But for the BEAD Program, $1 Billion in Middle Mile Funding Wouldn’t Be Enough 

The U.S. Treasury just gave California more than half a billion dollars to fund broadband buildout. This money may help reduce the digital divide. It also might not. There’s really no way to know because the only public information about the grant is a press release that more closely resembles a flyer than an explanation of how the government is spending 540 million taxpayer dollars.

The money comes from the Capital Projects Fund, which is $10 billion allocated by the 2021 American Rescue Plan Act. The Act directs the U.S. Treasury to distribute these funds to states, territories, and tribal governments to subsidize new broadband networks.

Congress probably should never have directed the Treasury to lead the program. It’s not a grant-making agency, and Secretary Janet Yellen has bigger things to worry about, like the looming debt ceiling and the global economy.

Still, the Treasury has to do what the law tells it to do, and should be expected to follow some basic rules of good governance.

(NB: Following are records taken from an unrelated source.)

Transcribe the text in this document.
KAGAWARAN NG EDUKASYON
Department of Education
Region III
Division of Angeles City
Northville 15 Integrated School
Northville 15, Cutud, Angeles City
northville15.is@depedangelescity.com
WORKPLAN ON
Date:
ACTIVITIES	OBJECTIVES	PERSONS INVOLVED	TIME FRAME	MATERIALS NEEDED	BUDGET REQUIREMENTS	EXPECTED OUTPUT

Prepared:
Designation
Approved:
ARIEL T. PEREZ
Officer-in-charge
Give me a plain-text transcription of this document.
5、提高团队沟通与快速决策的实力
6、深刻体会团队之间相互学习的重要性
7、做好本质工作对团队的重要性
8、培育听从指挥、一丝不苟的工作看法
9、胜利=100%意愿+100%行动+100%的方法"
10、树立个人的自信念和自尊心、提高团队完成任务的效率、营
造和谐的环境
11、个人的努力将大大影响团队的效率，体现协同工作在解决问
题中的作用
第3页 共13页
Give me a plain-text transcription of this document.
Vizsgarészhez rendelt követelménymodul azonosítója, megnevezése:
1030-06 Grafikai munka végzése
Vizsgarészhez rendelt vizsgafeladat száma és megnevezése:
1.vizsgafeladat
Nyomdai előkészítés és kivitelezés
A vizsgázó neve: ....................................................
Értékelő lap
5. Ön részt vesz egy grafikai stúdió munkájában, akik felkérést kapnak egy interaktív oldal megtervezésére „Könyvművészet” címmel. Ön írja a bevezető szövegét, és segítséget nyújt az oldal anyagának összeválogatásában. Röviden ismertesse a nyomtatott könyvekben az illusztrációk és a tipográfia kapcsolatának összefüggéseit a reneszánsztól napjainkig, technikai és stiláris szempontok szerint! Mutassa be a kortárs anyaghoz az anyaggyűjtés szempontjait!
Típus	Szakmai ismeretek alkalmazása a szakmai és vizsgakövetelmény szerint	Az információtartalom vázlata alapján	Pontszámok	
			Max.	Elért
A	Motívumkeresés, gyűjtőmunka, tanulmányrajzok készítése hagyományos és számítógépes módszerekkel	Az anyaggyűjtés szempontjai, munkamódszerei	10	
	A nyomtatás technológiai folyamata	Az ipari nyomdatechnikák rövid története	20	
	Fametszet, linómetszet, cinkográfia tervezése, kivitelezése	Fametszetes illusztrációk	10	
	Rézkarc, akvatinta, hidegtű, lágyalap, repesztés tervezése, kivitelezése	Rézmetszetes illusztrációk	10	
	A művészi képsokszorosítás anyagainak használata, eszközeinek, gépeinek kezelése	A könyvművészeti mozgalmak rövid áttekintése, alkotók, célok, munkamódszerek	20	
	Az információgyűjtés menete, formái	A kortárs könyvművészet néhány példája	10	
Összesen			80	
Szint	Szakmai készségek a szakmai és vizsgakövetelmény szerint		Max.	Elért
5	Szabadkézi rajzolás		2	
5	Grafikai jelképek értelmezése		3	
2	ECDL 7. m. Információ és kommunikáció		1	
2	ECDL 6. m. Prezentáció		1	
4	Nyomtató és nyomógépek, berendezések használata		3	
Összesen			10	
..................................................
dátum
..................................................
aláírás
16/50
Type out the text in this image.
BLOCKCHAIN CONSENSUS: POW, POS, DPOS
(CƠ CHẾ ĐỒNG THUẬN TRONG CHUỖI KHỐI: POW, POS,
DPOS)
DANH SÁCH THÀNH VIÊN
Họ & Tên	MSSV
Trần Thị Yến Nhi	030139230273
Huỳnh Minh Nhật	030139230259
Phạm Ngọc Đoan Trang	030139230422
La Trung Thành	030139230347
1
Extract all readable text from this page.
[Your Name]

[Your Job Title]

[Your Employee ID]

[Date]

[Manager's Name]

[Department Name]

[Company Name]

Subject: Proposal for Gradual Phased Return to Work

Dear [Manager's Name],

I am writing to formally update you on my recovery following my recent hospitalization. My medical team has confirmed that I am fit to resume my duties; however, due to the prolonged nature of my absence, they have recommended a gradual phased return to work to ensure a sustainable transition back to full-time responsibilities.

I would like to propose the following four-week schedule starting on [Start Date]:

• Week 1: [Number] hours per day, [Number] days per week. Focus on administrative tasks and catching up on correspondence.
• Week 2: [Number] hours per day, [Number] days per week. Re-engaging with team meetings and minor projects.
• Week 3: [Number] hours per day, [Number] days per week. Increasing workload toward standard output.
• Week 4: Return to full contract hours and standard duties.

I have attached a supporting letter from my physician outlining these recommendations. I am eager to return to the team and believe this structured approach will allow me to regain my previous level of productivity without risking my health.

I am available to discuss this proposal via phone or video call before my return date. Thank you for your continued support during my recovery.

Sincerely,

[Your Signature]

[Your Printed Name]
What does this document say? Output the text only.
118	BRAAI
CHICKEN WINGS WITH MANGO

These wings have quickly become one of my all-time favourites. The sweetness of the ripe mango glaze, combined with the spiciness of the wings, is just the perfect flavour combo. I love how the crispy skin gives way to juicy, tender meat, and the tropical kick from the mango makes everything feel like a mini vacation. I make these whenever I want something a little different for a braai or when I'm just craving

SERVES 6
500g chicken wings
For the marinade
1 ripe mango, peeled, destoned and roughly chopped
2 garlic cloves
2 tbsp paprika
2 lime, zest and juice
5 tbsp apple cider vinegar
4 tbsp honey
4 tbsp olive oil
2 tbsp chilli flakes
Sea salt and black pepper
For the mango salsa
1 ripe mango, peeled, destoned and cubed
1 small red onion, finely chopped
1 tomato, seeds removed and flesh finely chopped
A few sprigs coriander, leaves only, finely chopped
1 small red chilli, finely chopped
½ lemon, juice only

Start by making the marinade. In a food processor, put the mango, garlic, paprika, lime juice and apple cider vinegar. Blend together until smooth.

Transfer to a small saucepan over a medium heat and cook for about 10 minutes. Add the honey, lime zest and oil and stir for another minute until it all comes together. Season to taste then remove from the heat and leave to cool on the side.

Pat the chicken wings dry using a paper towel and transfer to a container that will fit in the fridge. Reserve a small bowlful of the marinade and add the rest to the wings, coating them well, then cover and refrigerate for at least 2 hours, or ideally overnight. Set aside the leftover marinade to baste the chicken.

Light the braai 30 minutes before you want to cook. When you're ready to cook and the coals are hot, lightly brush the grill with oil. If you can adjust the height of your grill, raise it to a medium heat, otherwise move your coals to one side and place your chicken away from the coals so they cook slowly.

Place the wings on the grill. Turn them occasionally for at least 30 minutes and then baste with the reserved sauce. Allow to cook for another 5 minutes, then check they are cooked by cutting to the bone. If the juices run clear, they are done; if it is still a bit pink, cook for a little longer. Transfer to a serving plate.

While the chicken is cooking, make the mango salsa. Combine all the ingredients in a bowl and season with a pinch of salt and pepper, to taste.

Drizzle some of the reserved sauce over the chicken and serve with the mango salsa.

The program appears to lack even the most basic transparency. Treasury’s website lists a press release similar to California’s for each state award, and those others also provide almost no additional information. They do list “key state contacts,” but it’s typically an entire state agency. That’s just a hair more helpful than telling people to “call Congress” to learn more about government spending.

At a bare minimum, the public should be able to see the plan each state submitted to the Treasury and the final plan the agency approved. That might make it possible for researchers and watchdogs like the Government Accountability Office to evaluate the program — not only to see how well it worked, but to inform other broadband grant programs. Unfortunately, these plans do not appear to be available to the public.

Taxpayers should know how the states intend to spend the money once they have it because there are many ways to distribute the funds to those who would build networks. A long history of broadband subsidies and economic research provide lessons on these practices. It is important to know whether states are heeding or ignoring those lessons.

The answers make a huge difference. Research on the $4.5 billion broadband subsidy program under the Obama administration found that the grant assignment program was little better than randomly selecting winners from the pool of applications, while a more coherent competitive bidding process like a reverse auction would have stretched the money much further.

The little information we have is not encouraging. The grants appear to be spending far more per location than necessary, meaning the money is building less broadband than it could.

For example, California is getting $540 million to serve an expected 127,000 locations, or about $4,250 per location. That’s about the same as what the FCC estimated as the maximum it was willing to pay per location in California in the Rural Development Opportunities Fund in 2020. And because that money was distributed in an auction, the actual subsidy for gigabit connections came in lower than expected, at about $2,000 per location on average.

California does not seem to be an outlier in the Treasury program. Iowa is getting $152.2 million to serve an estimated 18,972 locations, or $8,022 per location. In the FCC’s RDOF subsidy auction, the FCC’s average reserve price for locations in Iowa was about $7,200 per location, and the auction results yielded a lower cost similar to in California — about $2,000 per location.

With the current opaque arrangement, we may never know whether the infrastructure money was well spent because we know little about how the states plan to distribute the money and how their efforts will be evaluated. To its credit, Treasury requires regular reporting on certain metrics by grant recipients. But there is no mention of any plans to invite independent analysis of how the money is spent and its cost-effectiveness.

This kind of transparency is important for more than a nod towards good governance of the $10 billion Capital Projects Fund. Treasury will soon be joined by the Department of Commerce when it releases another $42.5 billion to the states for essentially the same purpose. We should not accept a precedent of keeping the public in the dark on these infrastructure projects.

Scott Wallsten is president of the Technology Policy Institute. He is an economist with expertise in industrial organization and public policy, and his research focuses on competition, regulation, telecommunications, the economics of digitization, and technology policy. This piece is exclusive to Broadband Breakfast.